One might argue that experience garners wisdom, and it should, but not always. What is clear to me is that, in McCain, we have a man who has had direct experience with one of the collosal blunders of all time regarding US Foreign policy (outside of Iraq) and that was Vietnam. If anyone should understand and have learned from our history clearly it would be him.

But no, McCain wants us there “until we are victorious”, whatever that means.

He tells us that the surge is “working”. Or is it? Violence is down, that is evident. But simple math could have predicted that if you greatly increase our presence, violence would diminish, and, apparently it has. But one could easily assert, and I think quite correctly, that if we leave ten years from now, violence will return to previous levels, or if we leave tommorrow, violence will return to previous levels. If that is the probable outcome, why not leave sooner than later?

Therein lies the debate. The argument rises or falls on that one premise. And the premise is an assumption, i.e, the assumption that if we hang around long enough, spend a trillion bucks, go further and further into debt, Iraq will get its act together.

McCain, et al. , argue that all hell will break loose if we leave, and that if we stay long enough, Iraq will get it’s political act together.
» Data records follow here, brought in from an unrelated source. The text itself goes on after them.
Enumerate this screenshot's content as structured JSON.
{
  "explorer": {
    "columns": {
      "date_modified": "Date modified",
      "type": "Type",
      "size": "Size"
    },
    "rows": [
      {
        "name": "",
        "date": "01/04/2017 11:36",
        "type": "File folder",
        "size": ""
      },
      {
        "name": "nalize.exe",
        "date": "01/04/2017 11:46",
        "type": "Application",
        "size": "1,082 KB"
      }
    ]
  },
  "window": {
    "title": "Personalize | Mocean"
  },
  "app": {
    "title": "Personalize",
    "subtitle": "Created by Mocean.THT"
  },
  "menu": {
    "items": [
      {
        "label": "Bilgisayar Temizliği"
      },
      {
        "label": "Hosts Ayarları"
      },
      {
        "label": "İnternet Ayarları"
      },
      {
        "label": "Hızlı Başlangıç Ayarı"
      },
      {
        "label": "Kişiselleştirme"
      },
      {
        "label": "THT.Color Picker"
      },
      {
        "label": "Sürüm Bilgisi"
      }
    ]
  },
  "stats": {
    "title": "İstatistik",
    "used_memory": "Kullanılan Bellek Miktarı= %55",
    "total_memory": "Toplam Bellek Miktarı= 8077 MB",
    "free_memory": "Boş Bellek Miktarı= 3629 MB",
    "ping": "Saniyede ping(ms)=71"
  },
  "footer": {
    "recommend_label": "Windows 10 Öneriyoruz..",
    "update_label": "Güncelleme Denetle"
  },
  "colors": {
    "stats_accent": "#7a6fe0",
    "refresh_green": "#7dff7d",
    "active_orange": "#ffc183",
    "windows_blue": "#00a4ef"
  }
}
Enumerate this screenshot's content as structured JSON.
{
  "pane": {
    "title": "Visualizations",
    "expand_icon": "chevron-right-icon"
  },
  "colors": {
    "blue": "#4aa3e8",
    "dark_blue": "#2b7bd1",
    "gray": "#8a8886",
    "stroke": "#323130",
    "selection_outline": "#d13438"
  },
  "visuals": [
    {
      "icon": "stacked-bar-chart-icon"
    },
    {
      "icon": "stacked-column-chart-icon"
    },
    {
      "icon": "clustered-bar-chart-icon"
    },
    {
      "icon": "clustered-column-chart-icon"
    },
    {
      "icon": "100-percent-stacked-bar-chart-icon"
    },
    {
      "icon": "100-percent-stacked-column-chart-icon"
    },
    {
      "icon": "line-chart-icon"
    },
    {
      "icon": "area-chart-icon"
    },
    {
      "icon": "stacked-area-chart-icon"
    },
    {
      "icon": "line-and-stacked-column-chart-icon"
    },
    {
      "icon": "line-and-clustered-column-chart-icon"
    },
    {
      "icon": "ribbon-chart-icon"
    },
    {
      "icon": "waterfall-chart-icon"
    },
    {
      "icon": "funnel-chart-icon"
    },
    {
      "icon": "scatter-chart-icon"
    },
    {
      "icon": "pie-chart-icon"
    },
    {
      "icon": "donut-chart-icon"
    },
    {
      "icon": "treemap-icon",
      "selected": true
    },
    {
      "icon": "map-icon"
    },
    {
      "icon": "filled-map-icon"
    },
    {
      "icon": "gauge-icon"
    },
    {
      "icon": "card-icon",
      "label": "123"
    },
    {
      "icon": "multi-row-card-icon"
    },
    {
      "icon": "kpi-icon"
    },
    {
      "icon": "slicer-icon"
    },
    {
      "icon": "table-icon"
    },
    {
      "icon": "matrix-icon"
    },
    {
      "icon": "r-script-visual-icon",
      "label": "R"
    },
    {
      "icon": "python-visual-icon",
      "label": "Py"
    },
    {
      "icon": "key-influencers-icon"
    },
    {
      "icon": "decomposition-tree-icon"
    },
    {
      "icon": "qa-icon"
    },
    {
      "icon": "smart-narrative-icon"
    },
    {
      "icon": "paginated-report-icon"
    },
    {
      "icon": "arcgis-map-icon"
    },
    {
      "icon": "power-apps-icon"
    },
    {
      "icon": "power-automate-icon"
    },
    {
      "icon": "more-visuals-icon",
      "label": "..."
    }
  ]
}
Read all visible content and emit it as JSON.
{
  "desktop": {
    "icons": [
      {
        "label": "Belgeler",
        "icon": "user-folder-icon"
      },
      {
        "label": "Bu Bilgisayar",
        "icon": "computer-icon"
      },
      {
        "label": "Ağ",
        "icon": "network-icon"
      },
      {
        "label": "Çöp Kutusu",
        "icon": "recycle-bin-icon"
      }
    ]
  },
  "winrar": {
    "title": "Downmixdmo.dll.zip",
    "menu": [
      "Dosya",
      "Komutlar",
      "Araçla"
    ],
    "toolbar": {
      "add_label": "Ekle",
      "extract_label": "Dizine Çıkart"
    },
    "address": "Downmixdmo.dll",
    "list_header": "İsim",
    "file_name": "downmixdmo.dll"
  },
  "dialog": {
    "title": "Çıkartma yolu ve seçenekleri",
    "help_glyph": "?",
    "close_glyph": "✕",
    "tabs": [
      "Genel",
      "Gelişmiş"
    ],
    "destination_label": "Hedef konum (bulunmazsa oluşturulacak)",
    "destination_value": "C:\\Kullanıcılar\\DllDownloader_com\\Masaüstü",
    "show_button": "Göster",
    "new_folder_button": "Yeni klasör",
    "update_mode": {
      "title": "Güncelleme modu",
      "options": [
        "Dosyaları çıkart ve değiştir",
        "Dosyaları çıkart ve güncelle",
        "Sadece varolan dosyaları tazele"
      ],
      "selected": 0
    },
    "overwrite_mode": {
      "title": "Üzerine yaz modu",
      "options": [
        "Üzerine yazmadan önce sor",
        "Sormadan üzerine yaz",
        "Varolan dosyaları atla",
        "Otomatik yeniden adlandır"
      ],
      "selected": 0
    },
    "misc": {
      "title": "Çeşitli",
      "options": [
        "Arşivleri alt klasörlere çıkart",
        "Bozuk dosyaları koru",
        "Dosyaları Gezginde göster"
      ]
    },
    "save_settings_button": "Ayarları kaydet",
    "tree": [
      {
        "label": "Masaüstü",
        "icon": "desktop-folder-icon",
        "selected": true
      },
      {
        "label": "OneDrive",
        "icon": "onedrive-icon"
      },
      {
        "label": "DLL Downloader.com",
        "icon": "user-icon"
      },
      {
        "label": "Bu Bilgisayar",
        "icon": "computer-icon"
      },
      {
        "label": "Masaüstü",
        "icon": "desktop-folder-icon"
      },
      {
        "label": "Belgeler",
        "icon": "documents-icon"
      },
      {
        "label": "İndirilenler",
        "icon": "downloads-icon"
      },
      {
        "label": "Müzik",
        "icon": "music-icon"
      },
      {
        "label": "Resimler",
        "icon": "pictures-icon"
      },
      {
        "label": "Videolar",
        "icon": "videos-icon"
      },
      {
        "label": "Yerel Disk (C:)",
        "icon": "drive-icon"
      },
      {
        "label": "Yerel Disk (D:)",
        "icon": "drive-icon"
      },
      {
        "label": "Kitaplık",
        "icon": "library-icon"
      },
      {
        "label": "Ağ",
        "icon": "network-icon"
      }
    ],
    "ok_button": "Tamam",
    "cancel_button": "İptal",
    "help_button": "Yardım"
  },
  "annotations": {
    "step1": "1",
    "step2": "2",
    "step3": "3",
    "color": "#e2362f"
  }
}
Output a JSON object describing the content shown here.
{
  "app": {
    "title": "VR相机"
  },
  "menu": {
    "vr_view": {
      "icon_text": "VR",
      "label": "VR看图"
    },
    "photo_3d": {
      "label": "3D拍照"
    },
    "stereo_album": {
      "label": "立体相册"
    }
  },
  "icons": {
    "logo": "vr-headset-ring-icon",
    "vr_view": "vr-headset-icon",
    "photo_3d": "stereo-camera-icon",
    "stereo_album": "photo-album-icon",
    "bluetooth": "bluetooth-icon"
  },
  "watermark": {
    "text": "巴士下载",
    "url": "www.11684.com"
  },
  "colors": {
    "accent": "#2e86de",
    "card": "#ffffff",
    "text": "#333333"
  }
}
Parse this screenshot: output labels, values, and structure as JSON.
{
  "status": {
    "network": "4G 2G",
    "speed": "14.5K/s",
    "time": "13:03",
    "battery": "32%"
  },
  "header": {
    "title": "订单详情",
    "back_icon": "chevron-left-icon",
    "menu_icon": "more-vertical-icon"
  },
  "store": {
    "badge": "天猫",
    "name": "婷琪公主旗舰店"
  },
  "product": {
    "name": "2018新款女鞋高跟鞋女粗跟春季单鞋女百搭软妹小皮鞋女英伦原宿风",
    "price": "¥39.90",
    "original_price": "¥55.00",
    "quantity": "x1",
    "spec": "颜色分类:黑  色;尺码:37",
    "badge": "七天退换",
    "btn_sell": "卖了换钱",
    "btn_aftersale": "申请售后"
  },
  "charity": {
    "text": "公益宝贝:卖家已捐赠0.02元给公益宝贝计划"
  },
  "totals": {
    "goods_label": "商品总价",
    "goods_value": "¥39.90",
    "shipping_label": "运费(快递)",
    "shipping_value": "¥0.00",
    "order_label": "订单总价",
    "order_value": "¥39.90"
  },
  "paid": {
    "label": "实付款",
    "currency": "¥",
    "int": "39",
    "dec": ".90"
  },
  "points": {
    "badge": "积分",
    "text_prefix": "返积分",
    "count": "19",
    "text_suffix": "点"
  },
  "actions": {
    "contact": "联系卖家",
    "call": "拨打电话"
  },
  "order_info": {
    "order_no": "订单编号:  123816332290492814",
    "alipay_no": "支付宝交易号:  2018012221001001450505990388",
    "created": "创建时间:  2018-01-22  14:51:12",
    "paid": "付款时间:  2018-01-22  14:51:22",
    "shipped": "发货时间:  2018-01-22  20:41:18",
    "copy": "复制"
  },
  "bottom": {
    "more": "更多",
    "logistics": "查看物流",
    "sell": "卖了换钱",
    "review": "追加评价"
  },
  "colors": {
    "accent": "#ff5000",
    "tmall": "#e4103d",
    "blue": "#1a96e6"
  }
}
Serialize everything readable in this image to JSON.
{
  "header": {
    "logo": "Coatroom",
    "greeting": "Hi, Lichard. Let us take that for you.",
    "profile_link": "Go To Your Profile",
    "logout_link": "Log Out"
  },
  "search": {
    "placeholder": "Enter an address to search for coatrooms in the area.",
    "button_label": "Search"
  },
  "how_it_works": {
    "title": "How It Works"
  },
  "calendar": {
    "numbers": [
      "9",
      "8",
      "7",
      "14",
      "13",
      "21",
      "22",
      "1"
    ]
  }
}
Well, they said that five years ago, they said it four years ago, they said it three years ago, and so on, and they keep telling us this, but what is becoming evident is that they, McCain, Bush, and all of the neocons, don’t have a clue.

Just as they didn’t have a clue when they got us into this grandiose and tragic quagmire in the first place.

Another point McCain raises is that we need to stay and leave when the time is right in order to protect our “honor”.

Excuse me? What honor? We zero’ed out that account with the rest of the world quite a few years. So, we are going to kill more Americans because McCain wants to cling to some vague notion of honor?

“We need to go there so they won’t come here”. He, Bush, and their ilk, say.

But, they don’t get it, they are here because we are there. We are the intruders.

If someone is intruding in your house, and you want them to leave, on what moral ground do they stand if they claim that they must stay otherwise you will “win”. What kind of bizarre and twisted logic is that?

How can anyone trust the judgement of these people?

The war is ruining our country on many levels, diverting resources that could be used at home, and it is costing lives, Americans and allies who are being needlessly killed; it is destroying the very fabric of this nation, putting it to decline. All imperialistic empires that did not cease being imperialistic vanished, and that is the path we are on, the path of “nation building”, which is euphemism for imperialism.

Obama is the only candidate who has been pure on the war. He was against it when very few politicians had the courgage to speak against it. The others candidates that did, Kucinich and Paul, they didn’t have a chance to get elected.

I don’t care what his pastor says or thinks, Obama is a great man, an eloquent man, and I will trust him and his reasons for not abandoning his pastor . After years of a President who could barely utter a compound sentence, let alone a simple sentence without uttering guffaws by the truckloads, a little eloquence would be just what the proverbial doctor ordered.

He is the right man in this juncture in history.

I predict Obama will be our next president.

But God help him, because America’s fiscal crisis seems to be getting progressively worse, and its ensuing nightmares are going to be one of the greatest challenges of this century.

A vote for McCain is a vote for a bankrupt foreign policy.